The Zombie Hat Chase

Pretty much everybody has had that nightmare where you feel as though you're running through Jell-O, body unable to execute the mind’s desperate pleas to sprint. One day in March of 2012, I found myself experiencing that scenario in real life, lurching down the corridors of Ducati’s Borgo Panigale headquarters like a character from Night of the Living Dead while my brain frantically urged my protesting limbs to turn over. "Chris, where are you?!" my boss's voice boomed through my cell phone. "We're about to start!"

The occasion was the Ducati Team’s 2012 pre-MotoGP season unveiling of the Desmosedici GP12, although the actual team launch had already taken place two months earlier at the gala event known as Wrooom. Once held every January at the Madonna di Campiglio ski resort in the Dolomite region of the Italian Alps, Wrooom was always a golden ticket for journalists, who were fêted for an entire week, with extended sessions of skiing, snowboarding, wining and dining only occasionally interrupted by the odd press conference.
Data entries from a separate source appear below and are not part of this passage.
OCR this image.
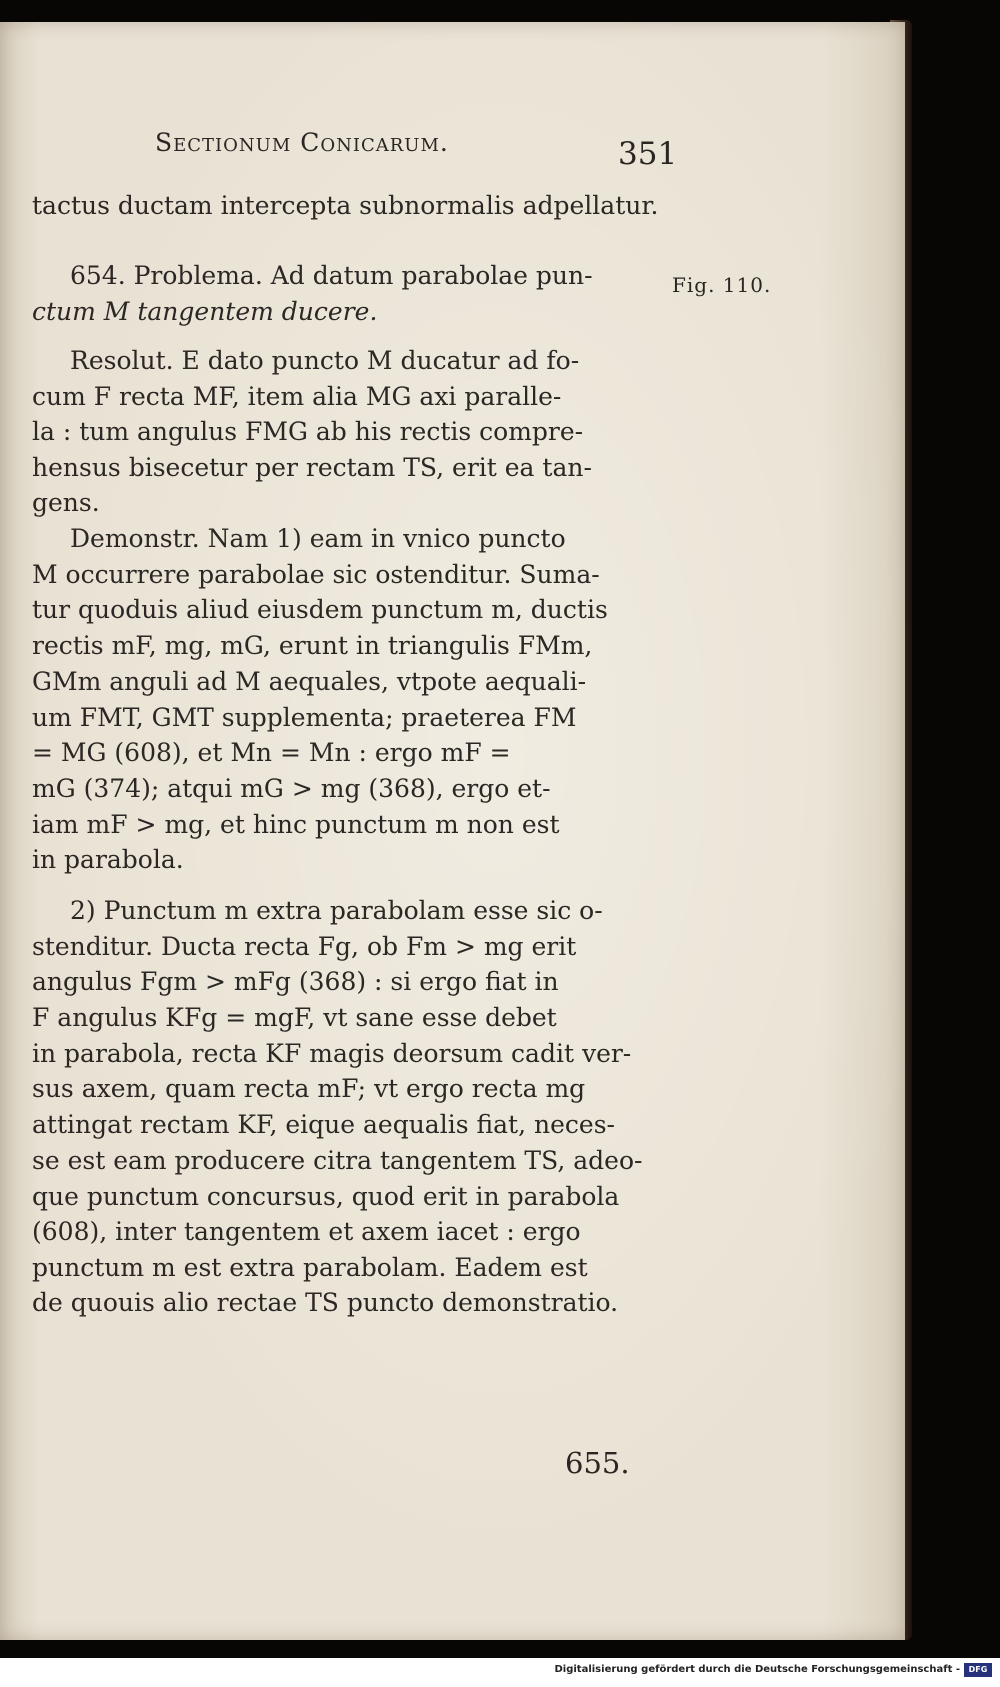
Sectionum Conicarum.	351

tactus ductam intercepta subnormalis adpellatur.

654. Problema. Ad datum parabolae pun-

ctum M tangentem ducere.

Fig. 110.

Resolut. E dato puncto M ducatur ad fo-

cum F recta MF, item alia MG axi paralle-

la : tum angulus FMG ab his rectis compre-

hensus bisecetur per rectam TS, erit ea tan-

gens.

Demonstr. Nam 1) eam in vnico puncto

M occurrere parabolae sic ostenditur. Suma-

tur quoduis aliud eiusdem punctum m, ductis

rectis mF, mg, mG, erunt in triangulis FMm,

GMm anguli ad M aequales, vtpote aequali-

um FMT, GMT supplementa; praeterea FM

= MG (608), et Mn = Mn : ergo mF =

mG (374); atqui mG > mg (368), ergo et-

iam mF > mg, et hinc punctum m non est

in parabola.

2) Punctum m extra parabolam esse sic o-

stenditur. Ducta recta Fg, ob Fm > mg erit

angulus Fgm > mFg (368) : si ergo fiat in

F angulus KFg = mgF, vt sane esse debet

in parabola, recta KF magis deorsum cadit ver-

sus axem, quam recta mF; vt ergo recta mg

attingat rectam KF, eique aequalis fiat, neces-

se est eam producere citra tangentem TS, adeo-

que punctum concursus, quod erit in parabola

(608), inter tangentem et axem iacet : ergo

punctum m est extra parabolam. Eadem est

de quouis alio rectae TS puncto demonstratio.

655.

Digitalisierung gefördert durch die Deutsche Forschungsgemeinschaft -	DFG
The journalists’ workload for that year’s edition had been particularly light, as the traditional motorcycle unveiling was cut from the program. That move was prompted by then-Ducati Corse boss Filippo Preziosi’s attempt to improve chassis performance following Valentino Rossi’s disastrous 2011 Ducati debut, but while the motivation was laudable, the unveiling’s cancelation gave the event an anticlimactic feel—rather awkward for me as the team’s press officer. It was vital that this new, additional launch be a success.

Valentino and Nicky--both safely behatted--at the 2012 Desmosedici unveiling. (Milagro photo)

Goodness knows enough work had gone into the preparation. Team sponsor TIM (owned by telecommunications company Telecom Italia) was set to livestream the event through their Facebook page--still a relatively ambitious idea back then--and Ducati's marketing department had performed its typically excellent promotional work. Fans were already logging on from around the world, and a select group of VIP guests (mostly executives from various team partners) was seated in the studio at that very moment. Famous Italian comedian Valerio Staffelli would be interviewing the riders on stage, and I was to translate for Rossi’s teammate, American Nicky Hayden. All of which made my current scenario—stumbling on protesting legs, across the Ducati campus from the studio where the event was set to kick off in minutes—somewhat inconvenient.

My body had been much more cooperative the day before, when I competed in the Rome Marathon, setting what is still my personal record over 26.2 miles. On the train ride back to Bologna that night though, my hamstrings began locking up. 

That was a bit more abusive than we were led to believe,” I could imagine my muscles saying. “Hope you’re not expecting much out of us tomorrow...”

At first, I had managed launch day relatively well by carefully minimizing time spent on my feet. In fact, I was seated off-stage in the studio, chatting with the riders while awaiting the green light, when team marketing boss Alessandro Cicognani casually asked, "Nicky, can you please put on your team hat?" When the Kentucky Kid turned to me expectantly, the immediate realization of what I was about to endure made my head swim.

To this day, the memory of that fraught excursion is a blur punctuated by moments of clarity—my bizarre gait as I hurried through the building; the door to the Ducati Corse office requiring multiple swipes of my key card; madly rummaging through a metal cabinet; again staggering through the empty hallways; and finally bursting into the studio with one red flat-brim cap triumphantly in hand, just as the spotlight followed Staffelli onto the stage. I was a bit sweaty and breathless during the subsequent interview with a behatted Nicky, but it was a rare public performance during which my predominant emotion was more relief than nervousness.